Lisibilité du dispositif
Cette hybridité formelle d’une fiction très documentée, descriptive et contemplative, sert de terreau pour laisser le récit s’enraciner, presque imperceptiblement. Par un montage habile, le réalisateur fait se croiser les deux protagonistes principaux de plans en plans, où chacun ressent la présence, le regard de l’autre en ne se trouvant que rarement dans la même image. En installant les prémices d’une rivalité, Torres inscrit définitivement le film dans le genre du western par ses caractéristiques les plus probantes : le lieu (le vide du grand sud argentin renvoie immédiatement au Grand Ouest américain), les motifs (les pionniers, les chevaux) et le récit d’une confrontation entre deux êtres antagonistes sur lesquels reposent des symboles (la vieille Argentine blanche et européenne, traditionnelle et longtemps seule au pouvoir contre une Argentine plus jeune, métissée, indigène). Pourtant, malgré ces bases solides, Patagonia peine constamment à de doter d’une ampleur digne de son ambition. Après le départ d’Evans de l’estancia, le film se scinde en deux parties étanches l’une de l’autre : on suit d’abord le retour du vieil homme chez lui puis, on retourne au ranch, scruter le quotidien de Jara, en plein cœur de l’hiver.
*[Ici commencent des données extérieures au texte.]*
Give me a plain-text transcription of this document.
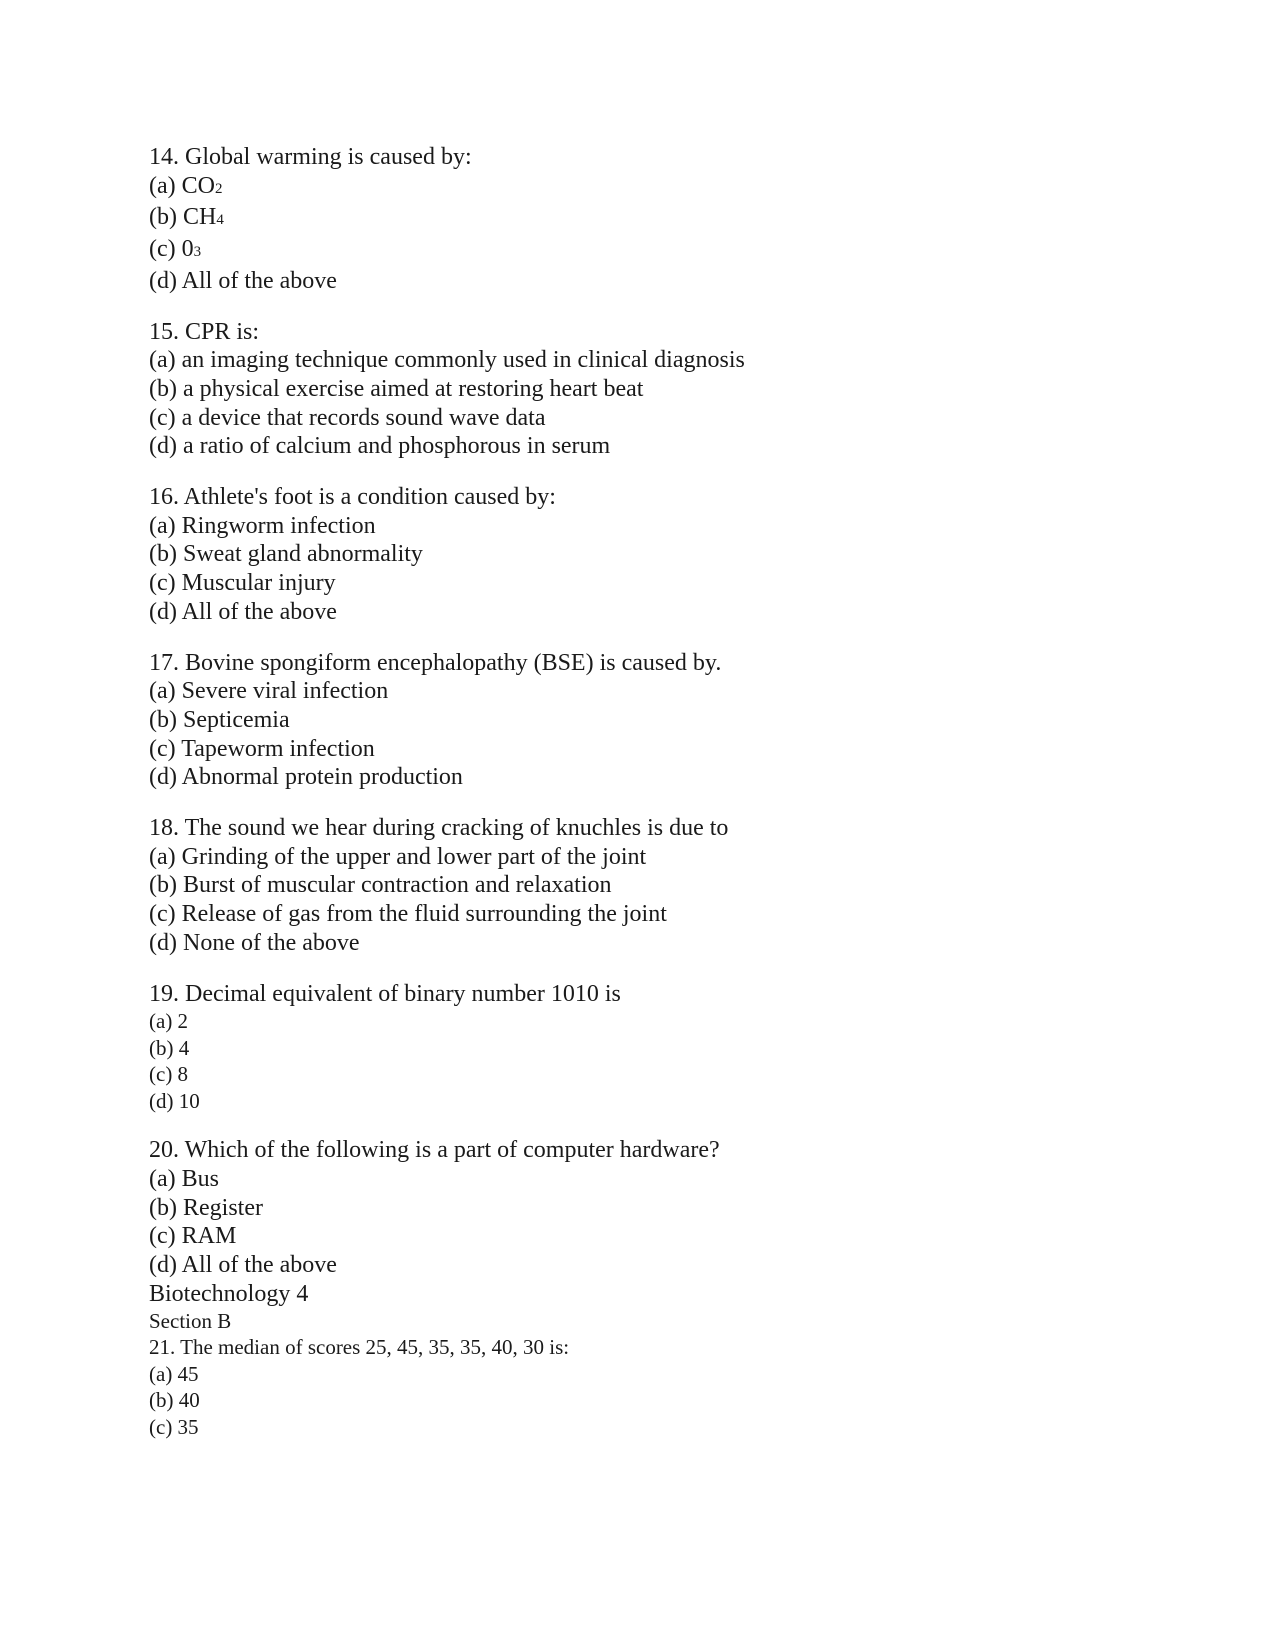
14. Global warming is caused by:
(a) CO2
(b) CH4
(c) 03
(d) All of the above
15. CPR is:
(a) an imaging technique commonly used in clinical diagnosis
(b) a physical exercise aimed at restoring heart beat
(c) a device that records sound wave data
(d) a ratio of calcium and phosphorous in serum
16. Athlete's foot is a condition caused by:
(a) Ringworm infection
(b) Sweat gland abnormality
(c) Muscular injury
(d) All of the above
17. Bovine spongiform encephalopathy (BSE) is caused by.
(a) Severe viral infection
(b) Septicemia
(c) Tapeworm infection
(d) Abnormal protein production
18. The sound we hear during cracking of knuchles is due to
(a) Grinding of the upper and lower part of the joint
(b) Burst of muscular contraction and relaxation
(c) Release of gas from the fluid surrounding the joint
(d) None of the above
19. Decimal equivalent of binary number 1010 is
(a) 2
(b) 4
(c) 8
(d) 10
20. Which of the following is a part of computer hardware?
(a) Bus
(b) Register
(c) RAM
(d) All of the above
Biotechnology 4
Section B
21. The median of scores 25, 45, 35, 35, 40, 30 is:
(a) 45
(b) 40
(c) 35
Cette construction très chapitrée pose problème : ce qui aurait dû être un double portrait jumeau dans un montage alterné, ne se révèle être qu’une juxtaposition de séquences. On sent une convergence des thèmes abordés et une tentative de parallélisme : Evans retrouve sa famille pour qui il n’est plus qu’une ombre, un souvenir effacé (et Torres d’en faire un de ses plus beaux plans, quand le personnage se fond littéralement dans la masse ferrailleuse d’un vieux bateau de pêche abandonné sur la plage), Jara accueille la sienne au ranch le soir de Noël, dévoilant ainsi le mensonge de l’homme solitaire et sans attaches qui lui a permis d’être recruté. Mais les intentions sont si lisibles et, a contrario, le résultat mis en images si peu signifiant que le film confine à un remplissage platement observateur.
Promesses non tenues
Dans son dernier tiers, Patagonia réengage de manière plus frontale les enjeux classiques du western (la vengeance, la défense du territoire, la violence) en faisant ressurgir, de manière exacerbée, la rivalité des deux hommes et semble reprendre de la vigueur et du corps. Un instant seulement tant la conclusion ici proposée est cousue de fil blanc. On touche alors au problème principal sur lequel a buté Emiliano Torres : en construisant d’abord les structures de son film, romanesques et métaphoriques, puis en cherchant à les estomper par l’image en étirant les plans et en insistant sur de longues descriptions, le résultat apparait simplement illustratif, presque scolaire. Le film pâtit de son hétérogénéité mal dégrossie qui n’est pas ici un style assumé mais plutôt un constat d’échec dans l’harmonisation de la fiction et du documentaire. On est très loin de l’aridité expérimentale de Jauja de Lisandro Alonso, lequel maquillait déjà la Patagonie en Far West qui devenait pour l’occasion, un lieu de pure fascination. Malgré des paysages splendides, jamais Patagonia ne touche du doigt une dimension similaire, comme effrayé par la puissance potentielle de son récit : la rudesse du visage de Sieveking n’est jamais véritablement exploitée. Le constat très amer et bizarrement ironique de la fin ne font du film qu’un drame social de plus qui chercherait à se singulariser en lorgnant sur le film de genre. Ni les promesses d’un beau western classique ou celles d’un film politique fort ne sont finalement tenues.